4.4.(S) Ventilation par monnaie

Il n’existe aucune ventilation par monnaie des créances extérieures dans le système de déclaration semestriel.

4.5.(S) Ventilation par échéance

Dans le système de déclaration semestriel, la ventilation par échéance des créances bancaires est effectuée sur la base des durées restant à courir. Trois plages de durée sont indiquées: jusqu’à un an, entre un et deux ans et plus de deux ans. Une colonne séparée est prévue pour les créances non attribuées. Dans le cas de crédits renouvelables (roll-over), la règle est que l’échéance résiduelle est calculée sur la base de la date de remboursement la plus éloignée offerte à l’emprunteur.

A quelques exceptions (mineures) près, tous les pays déclarants fournissent une ventilation complète par échéance.

5. Caractéristiques Particuliéres

5.1. Données servant au calcul de l’«endettement net» et des flux financiers

L’une des caractéristiques du système de déclaration trimestriel de la BRI est que les avoirs et engagements sont présentés en données brutes et de manière pratiquement symétrique. Les éléments nécessaires au calcul de l’endettement net sont donc disponibles.

La BRI ne collecte pas de données sur les flux. Toutefois, le système trimestriel présente des estimations sur l’évolution des encours sur une base ajustée en fonction des mouvements de taux de change. En effet, en raison des fluctuations du dollar vis-à-vis des autres monnaies, les différences de montants entre deux dates de référence contiennent deux éléments distincts: les variations qui résultent des flux effectifs de fonds et les changements de valeur dus aux fluctuations de change.
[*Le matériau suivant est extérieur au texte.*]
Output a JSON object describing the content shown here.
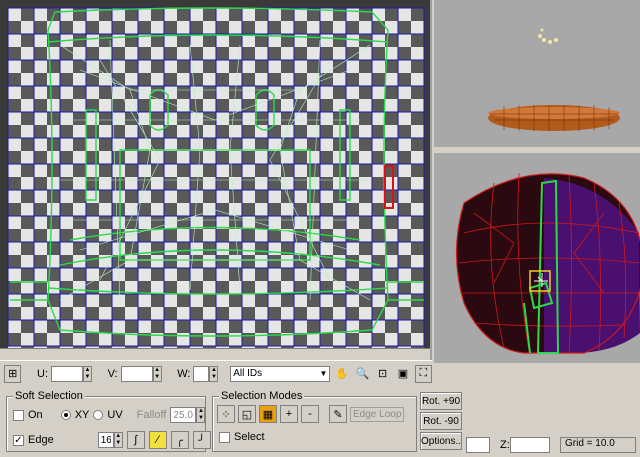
{
  "uv_toolbar": {
    "u_label": "U:",
    "v_label": "V:",
    "w_label": "W:",
    "u_value": "",
    "v_value": "",
    "w_value": "",
    "ids_select": "All IDs"
  },
  "soft_selection": {
    "title": "Soft Selection",
    "on_label": "On",
    "xy_label": "XY",
    "uv_label": "UV",
    "falloff_label": "Falloff",
    "falloff_value": "25.0",
    "edge_label": "Edge",
    "edge_value": "16",
    "on_checked": false,
    "edge_checked": true,
    "mode": "XY"
  },
  "selection_modes": {
    "title": "Selection Modes",
    "plus_label": "+",
    "minus_label": "-",
    "edge_loop_label": "Edge Loop",
    "select_label": "Select"
  },
  "side_buttons": {
    "rot_plus": "Rot. +90",
    "rot_minus": "Rot. -90",
    "options": "Options.."
  },
  "status_bar": {
    "z_label": "Z:",
    "grid_label": "Grid = 10.0"
  },
  "colors": {
    "uv_green": "#2bd94a",
    "uv_blue": "#1a1aa8",
    "selected_red": "#e01010",
    "mesh_red": "#d01818",
    "mesh_purple": "#4a1070",
    "ring_brown": "#b25a1a"
  }
}
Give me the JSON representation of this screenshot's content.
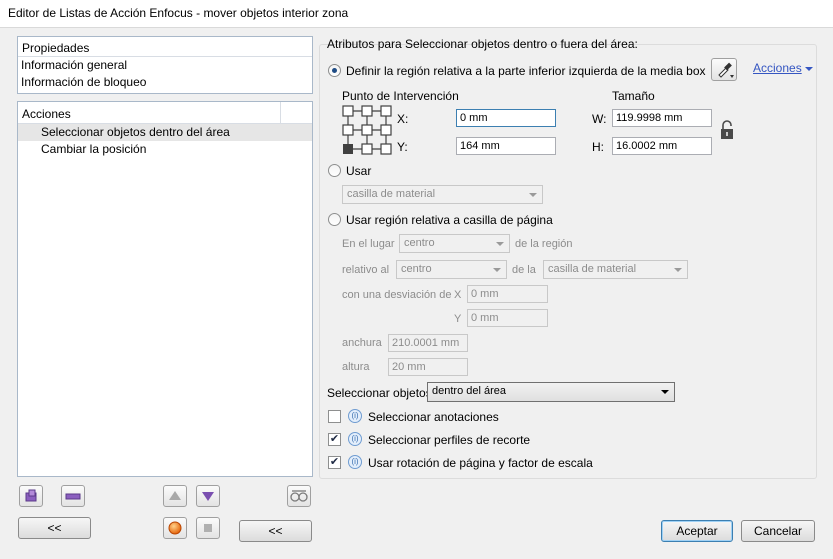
{
  "window": {
    "title": "Editor de Listas de Acción Enfocus - mover objetos interior zona"
  },
  "properties": {
    "header": "Propiedades",
    "items": [
      "Información general",
      "Información de bloqueo"
    ]
  },
  "actions": {
    "header": "Acciones",
    "items": [
      "Seleccionar objetos dentro del área",
      "Cambiar la posición"
    ]
  },
  "left_buttons": {
    "collapse_label": "<<"
  },
  "group": {
    "title": "Atributos para Seleccionar objetos dentro o fuera del área:",
    "actions_link": "Acciones",
    "radio_define": "Definir la región relativa a la parte inferior izquierda de la media box",
    "point_label": "Punto de Intervención",
    "size_label": "Tamaño",
    "x_label": "X:",
    "x_value": "0 mm",
    "y_label": "Y:",
    "y_value": "164 mm",
    "w_label": "W:",
    "w_value": "119.9998 mm",
    "h_label": "H:",
    "h_value": "16.0002 mm",
    "radio_use": "Usar",
    "use_combo": "casilla de material",
    "radio_page_box": "Usar región relativa a casilla de página",
    "in_place_label": "En el lugar",
    "in_place_combo": "centro",
    "of_region_label": "de la región",
    "relative_label": "relativo al",
    "relative_combo": "centro",
    "of_label": "de la",
    "of_combo": "casilla de material",
    "offset_label": "con una desviación de",
    "offset_x_label": "X",
    "offset_x_value": "0 mm",
    "offset_y_label": "Y",
    "offset_y_value": "0 mm",
    "width_label": "anchura",
    "width_value": "210.0001 mm",
    "height_label": "altura",
    "height_value": "20 mm",
    "select_objects_label": "Seleccionar objetos",
    "select_objects_combo": "dentro del área",
    "cb_annotations": "Seleccionar anotaciones",
    "cb_annotations_checked": false,
    "cb_clip": "Seleccionar perfiles de recorte",
    "cb_clip_checked": true,
    "cb_rotation": "Usar rotación de página y factor de escala",
    "cb_rotation_checked": true
  },
  "footer": {
    "collapse_label": "<<",
    "accept_label": "Aceptar",
    "cancel_label": "Cancelar"
  },
  "icons": {
    "add": "add-action-icon",
    "remove": "remove-action-icon",
    "up": "move-up-icon",
    "down": "move-down-icon",
    "preview": "preview-glasses-icon",
    "record": "record-icon",
    "stop": "stop-icon",
    "lock": "lock-icon",
    "eyedropper": "eyedropper-icon"
  }
}
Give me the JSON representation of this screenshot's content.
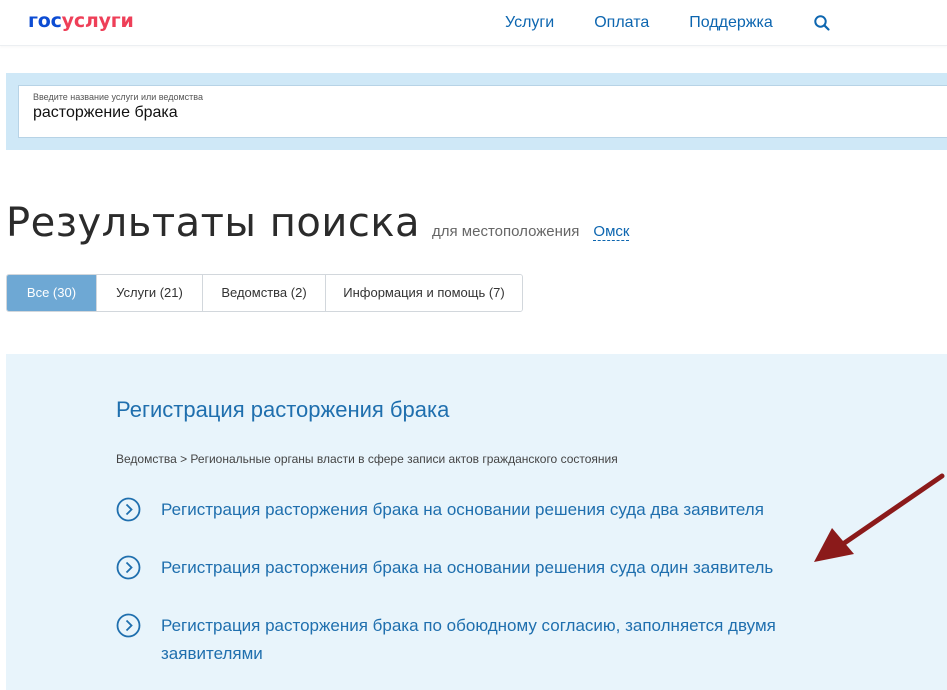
{
  "header": {
    "logo_gos": "гос",
    "logo_uslugi": "услуги",
    "nav": [
      "Услуги",
      "Оплата",
      "Поддержка"
    ]
  },
  "search": {
    "label": "Введите название услуги или ведомства",
    "value": "расторжение брака"
  },
  "results": {
    "title": "Результаты поиска",
    "location_prefix": "для местоположения",
    "city": "Омск"
  },
  "tabs": [
    {
      "label": "Все (30)",
      "active": true
    },
    {
      "label": "Услуги (21)",
      "active": false
    },
    {
      "label": "Ведомства (2)",
      "active": false
    },
    {
      "label": "Информация и помощь (7)",
      "active": false
    }
  ],
  "panel": {
    "title": "Регистрация расторжения брака",
    "breadcrumb": "Ведомства > Региональные органы власти в сфере записи актов гражданского состояния",
    "services": [
      "Регистрация расторжения брака на основании решения суда два заявителя",
      "Регистрация расторжения брака на основании решения суда один заявитель",
      "Регистрация расторжения брака по обоюдному согласию, заполняется двумя заявителями"
    ]
  },
  "colors": {
    "accent": "#1f6fae",
    "tab_active": "#6ea8d4",
    "panel_bg": "#e8f4fb",
    "search_band": "#cfe8f7",
    "arrow": "#8b1a1a"
  },
  "icons": {
    "search": "search-icon",
    "service": "chevron-circle-icon",
    "annotation": "arrow-icon"
  }
}
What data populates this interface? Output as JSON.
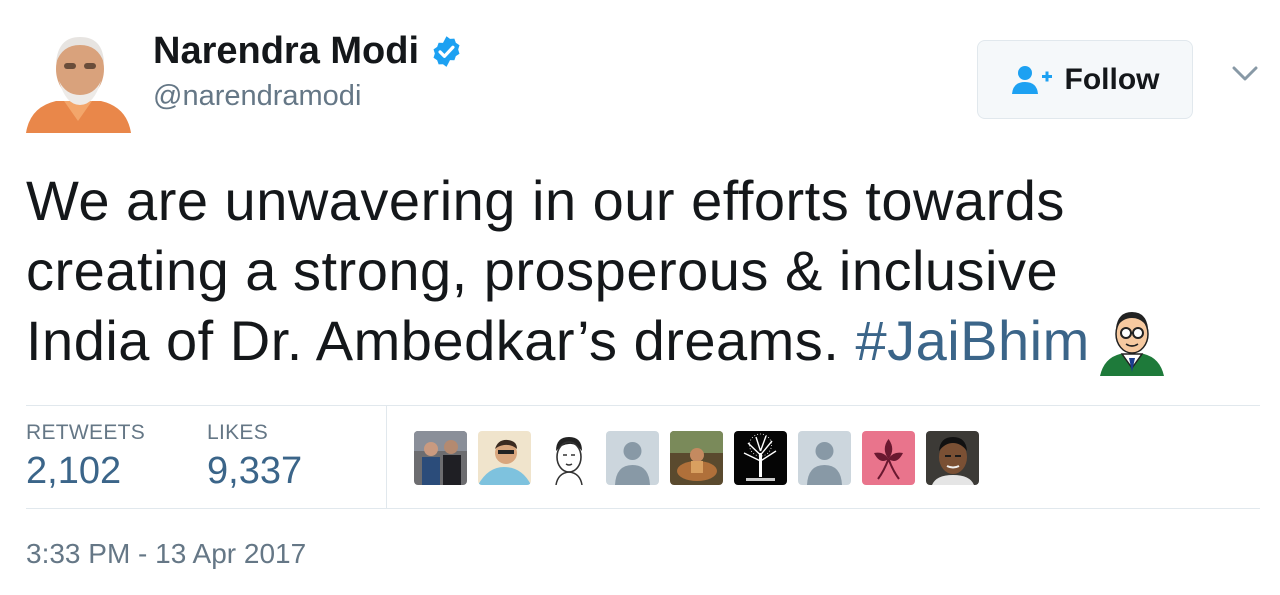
{
  "header": {
    "name": "Narendra Modi",
    "handle": "@narendramodi",
    "verified_icon": "verified-badge-icon",
    "follow_label": "Follow",
    "follow_icon": "add-user-icon",
    "menu_icon": "chevron-down-icon"
  },
  "tweet": {
    "text_line1": "We are unwavering in our efforts towards",
    "text_line2": "creating a strong, prosperous & inclusive",
    "text_line3": "India of Dr. Ambedkar’s dreams.",
    "hashtag": "#JaiBhim",
    "emoji": "ambedkar-emoji"
  },
  "stats": {
    "retweets_label": "RETWEETS",
    "retweets_value": "2,102",
    "likes_label": "LIKES",
    "likes_value": "9,337"
  },
  "likers": [
    {
      "icon": "liker-avatar-photo"
    },
    {
      "icon": "liker-avatar-photo"
    },
    {
      "icon": "liker-avatar-sketch"
    },
    {
      "icon": "default-avatar-icon"
    },
    {
      "icon": "liker-avatar-photo"
    },
    {
      "icon": "liker-avatar-tree"
    },
    {
      "icon": "default-avatar-icon"
    },
    {
      "icon": "liker-avatar-flower"
    },
    {
      "icon": "liker-avatar-photo"
    }
  ],
  "timestamp": "3:33 PM - 13 Apr 2017",
  "colors": {
    "text": "#14171a",
    "secondary": "#657786",
    "link": "#3b6589",
    "verified": "#1da1f2",
    "border": "#e1e8ed"
  }
}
Le système de déclaration semestriel contient uniquement des estimations sur l’évolution du total des créances détenues envers certains pays et groupes de pays, ajustée pour éliminer les effets des variations de change.

Dans le système trimestriel, la plupart des pays déclarants fournissent des ventilations par monnaie suffisamment complètes des positions de leurs banques, ce qui permet à la BRI de calculer l’évolution des montants, corrigée des fluctuations de change à taux constants (de fin de trimestre). Ces estimations pays par pays des mouvements de capitaux apurés des variations de change ont été publiées pour la première fois pour le premier trimestre de 1984.

5.2. Données relatives au service de la dette

Les systèmes de la BRI, qui sont fondés exclusivement sur des données concernant les encours, ne fournissent aucune information sur le service de la dette.

5.3. Prévisions sur le service de la dette

Aucune prévision sur les paiements à effectuer au titre du service de la dette n’est collectée ni publiée.

Notes et Références

Dans le système semestriel, le niveau au-dessous duquel les banques de certains pays déclarants ne sont pas tenues de fournir de déclaration est supérieur à celui du système trimestriel, de sorte que les établissements participants sont moins nombreux.

Les déclarations du Royaume-Uni incluent les opérations du Département bancaire de la Banque d’Angleterre; les déclarations des Etats-Unis englobent les activités de la Banque de Réserve fédérale de New York, qui exécute les opérations internationales effectuées par le Système de Réserve fédérale.

Voir annexe 6. Lorsque, comme cela est prévu, la Norvège participera au système semestriel, celui-ci couvrira tous les pays industrialisés déclarants du système trimestriel.